W poniedziałek 21 czerwca warszawska policja otrzymała zgłoszenie o samochodzie, który poruszał się po chodniku, a kierowca próbował rozjechać mężczyznę z dzieckiem. Na szczęście, ojcu z synem udało się uciec i ukryć. Natychmiast powiadomili o całym zdarzeniu funkcjonariuszy. Przybyli na miejsce mundurowi udali się do samochodu, żeby podjąć interwencję, która początkowo przebiegała spokojnie. Jednak do pewnego czasu.
To właśnie w tym momencie zaczyna się nagranie tej ponad 6-minutowej sytuacji: dwójka policjantów stoi przy samochodzie marki hyundai i rozmawia z podejrzanym kierowcą. Ten w pewnym momencie wyciąga gaśnicę i otwiera ją w stronę funkcjonariuszy. Policjanci odskakują, choć wciąż próbują uspokoić mężczyznę. W pewnym momencie mężczyzna wysiada z samochodu i atakuje mundurowych. Chwilę po tym zostaje przez nich obezwładniony, ale uwalnia się i zaczyna uciekać.

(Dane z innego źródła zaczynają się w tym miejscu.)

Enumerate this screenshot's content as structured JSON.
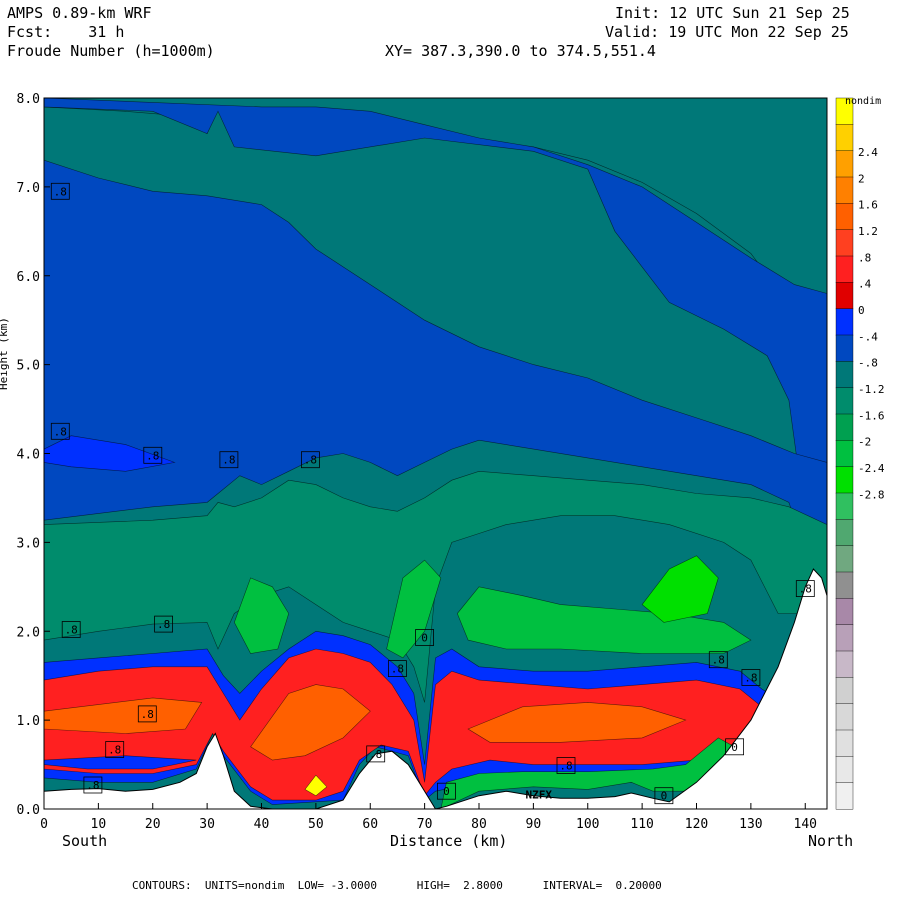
{
  "header": {
    "model": "AMPS 0.89-km WRF",
    "fcst": "Fcst:    31 h",
    "field": "Froude Number (h=1000m)",
    "init": "Init: 12 UTC Sun 21 Sep 25",
    "valid": "Valid: 19 UTC Mon 22 Sep 25",
    "xy": "XY= 387.3,390.0 to 374.5,551.4"
  },
  "chart_data": {
    "type": "heatmap",
    "title": "Froude Number (h=1000m)",
    "xlabel": "Distance (km)",
    "ylabel": "Height (km)",
    "x_left_label": "South",
    "x_right_label": "North",
    "xlim": [
      0,
      144
    ],
    "ylim": [
      0,
      8
    ],
    "x_ticks": [
      0,
      10,
      20,
      30,
      40,
      50,
      60,
      70,
      80,
      90,
      100,
      110,
      120,
      130,
      140
    ],
    "y_ticks": [
      "0.0",
      "1.0",
      "2.0",
      "3.0",
      "4.0",
      "5.0",
      "6.0",
      "7.0",
      "8.0"
    ],
    "units": "nondim",
    "colorbar_ticks": [
      "2.4",
      "2",
      "1.6",
      "1.2",
      ".8",
      ".4",
      "0",
      "-.4",
      "-.8",
      "-1.2",
      "-1.6",
      "-2",
      "-2.4",
      "-2.8"
    ],
    "colorbar_colors": [
      "#ffff00",
      "#ffd000",
      "#ffa000",
      "#ff8000",
      "#ff6000",
      "#ff4020",
      "#ff2020",
      "#e00000",
      "#0030ff",
      "#0048c0",
      "#007878",
      "#008c6c",
      "#00a050",
      "#00c040",
      "#00e000",
      "#30c060",
      "#50a870",
      "#70a880",
      "#909090",
      "#a888a8",
      "#b8a0b8",
      "#c8b8c8",
      "#d0d0d0",
      "#d8d8d8",
      "#e0e0e0",
      "#e8e8e8",
      "#f0f0f0"
    ],
    "terrain": [
      [
        0,
        0.2
      ],
      [
        5,
        0.22
      ],
      [
        10,
        0.23
      ],
      [
        15,
        0.2
      ],
      [
        20,
        0.22
      ],
      [
        25,
        0.3
      ],
      [
        28,
        0.4
      ],
      [
        30,
        0.7
      ],
      [
        31.5,
        0.85
      ],
      [
        33,
        0.6
      ],
      [
        35,
        0.2
      ],
      [
        38,
        0.03
      ],
      [
        42,
        0.0
      ],
      [
        50,
        0.0
      ],
      [
        55,
        0.1
      ],
      [
        58,
        0.4
      ],
      [
        61,
        0.62
      ],
      [
        64,
        0.65
      ],
      [
        67,
        0.5
      ],
      [
        70,
        0.2
      ],
      [
        72,
        0.0
      ],
      [
        74,
        0.03
      ],
      [
        80,
        0.15
      ],
      [
        85,
        0.2
      ],
      [
        90,
        0.15
      ],
      [
        95,
        0.12
      ],
      [
        100,
        0.12
      ],
      [
        105,
        0.14
      ],
      [
        108,
        0.18
      ],
      [
        112,
        0.12
      ],
      [
        115,
        0.08
      ],
      [
        120,
        0.3
      ],
      [
        125,
        0.6
      ],
      [
        130,
        1.0
      ],
      [
        135,
        1.6
      ],
      [
        138,
        2.1
      ],
      [
        140,
        2.5
      ],
      [
        141.5,
        2.7
      ],
      [
        143,
        2.6
      ],
      [
        144,
        2.4
      ]
    ],
    "contour_labels": [
      {
        "x": 3,
        "y": 6.95,
        "text": ".8"
      },
      {
        "x": 3,
        "y": 4.25,
        "text": ".8"
      },
      {
        "x": 20,
        "y": 3.98,
        "text": ".8"
      },
      {
        "x": 34,
        "y": 3.93,
        "text": ".8"
      },
      {
        "x": 49,
        "y": 3.93,
        "text": ".8"
      },
      {
        "x": 5,
        "y": 2.02,
        "text": ".8"
      },
      {
        "x": 22,
        "y": 2.08,
        "text": ".8"
      },
      {
        "x": 70,
        "y": 1.93,
        "text": "0"
      },
      {
        "x": 65,
        "y": 1.58,
        "text": ".8"
      },
      {
        "x": 124,
        "y": 1.68,
        "text": ".8"
      },
      {
        "x": 130,
        "y": 1.48,
        "text": ".8"
      },
      {
        "x": 140,
        "y": 2.48,
        "text": ".8"
      },
      {
        "x": 19,
        "y": 1.07,
        "text": ".8"
      },
      {
        "x": 13,
        "y": 0.67,
        "text": ".8"
      },
      {
        "x": 9,
        "y": 0.27,
        "text": ".8"
      },
      {
        "x": 61,
        "y": 0.62,
        "text": ".8"
      },
      {
        "x": 96,
        "y": 0.49,
        "text": ".8"
      },
      {
        "x": 74,
        "y": 0.2,
        "text": "0"
      },
      {
        "x": 114,
        "y": 0.15,
        "text": "0"
      },
      {
        "x": 127,
        "y": 0.7,
        "text": "0"
      }
    ],
    "station": {
      "x": 91,
      "y": 0.12,
      "text": "NZFX"
    },
    "footer": "CONTOURS:  UNITS=nondim  LOW= -3.0000      HIGH=  2.8000      INTERVAL=  0.20000"
  }
}
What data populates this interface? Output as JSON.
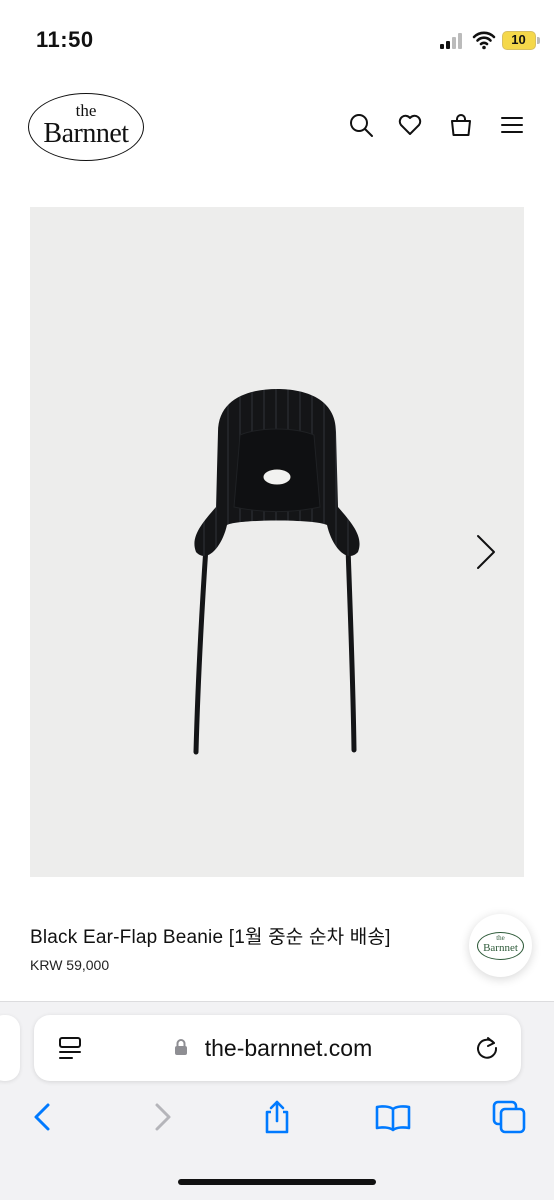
{
  "status_bar": {
    "time": "11:50",
    "battery": "10"
  },
  "header": {
    "logo_small": "the",
    "logo_name": "Barnnet",
    "icons": [
      "search-icon",
      "heart-icon",
      "bag-icon",
      "menu-icon"
    ]
  },
  "product": {
    "title": "Black Ear-Flap Beanie [1월 중순 순차 배송]",
    "price": "KRW 59,000",
    "patch_small": "the",
    "patch_name": "Barnnet"
  },
  "chat_widget": {
    "logo_small": "the",
    "logo_name": "Barnnet"
  },
  "browser": {
    "url": "the-barnnet.com",
    "toolbar": [
      "back-icon",
      "forward-icon",
      "share-icon",
      "bookmarks-icon",
      "tabs-icon"
    ]
  },
  "colors": {
    "accent": "#007aff",
    "brand_green": "#2f5b3a",
    "image_bg": "#ededec"
  }
}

Nagranie całej sytuacji pojawiło się na jednej z grup w mediach społecznościowych:
W aresztowaniu mężczyzny brało udział 8 funkcjonariuszy
W pogoń za nim rusza funkcjonariuszka, która używa wobec niego gazu i powala go na ziemię. Jej partner w tym momencie wezwał wsparcie. Gdy wciąż agresywny mężczyzna próbuje wstać i rzuca się nogami, policjantka kopie go nogą w żebro, aby uniemożliwić mu dalszą ucieczkę. Na miejscu pojawia się kolejny radiowóz, jednak nawet czwórka policjantów nie jest w stanie aresztować napastnika. Dochodzi do wymiany ciosów. Dopiero, gdy przychodzą kolejni czterej policjanci, udaje im się zatrzymać agresywnego mężczyznę. Wobec 36-letniego obywatela Ukrainy prowadzone jest teraz śledztwo. Pobrana została też od niego krew do badań.
Pobraliśmy mu krew do badania. Biorąc pod uwagę jego zachowanie, podejrzewamy, że mamy do czynienia z osobą pod wpływem środków odurzających. Musiało przytrzymywać go kilku funkcjonariuszy i to jest charakterystyczna rzecz w przypadku osób pod wpływem środków odurzających, że często nie wystarczą dwie czy trzy osoby do opanowania takiej osoby. – powiedział dziennikarzom TVN Warszawa rzecznik Stołecznej Komendy Policji.
Z relacji funkcjonariuszy wynika, że interwencja na początku była bardzo spokojna i nic nie wskazywało na to, że zakończy się szamotaniną. Mężczyzna początkowo miał być uprzejmy dla policjantów, ale…
w pewnym momencie użył wobec nich gaśnicy, w związku z czym funkcjonariusze odpowiedzieli środkami przymusu bezpośredniego - siłą fizyczną, gazem i paralizatorem. Należy zwrócić uwagę, że on cały czas zachowywał się bardzo agresywnie i pomimo zdecydowanych działań policjantów jego agresja się nie zmniejszała - wciąż atakował i wyzywał policjantów. Jego zachowanie było tak agresywne, że trzeba mu było nałożyć kask, a w szpitalu dostał zastrzyki uspokajające, które i tak niewiele dały. – relacjonował rzecznik.
Obywatel Ukrainy za napaść na funkcjonariuszy raczej nieprędko opuści areszt. Najprawdopobniej usłyszy zarzut czynnej napaści na funkcjonariuszy policji.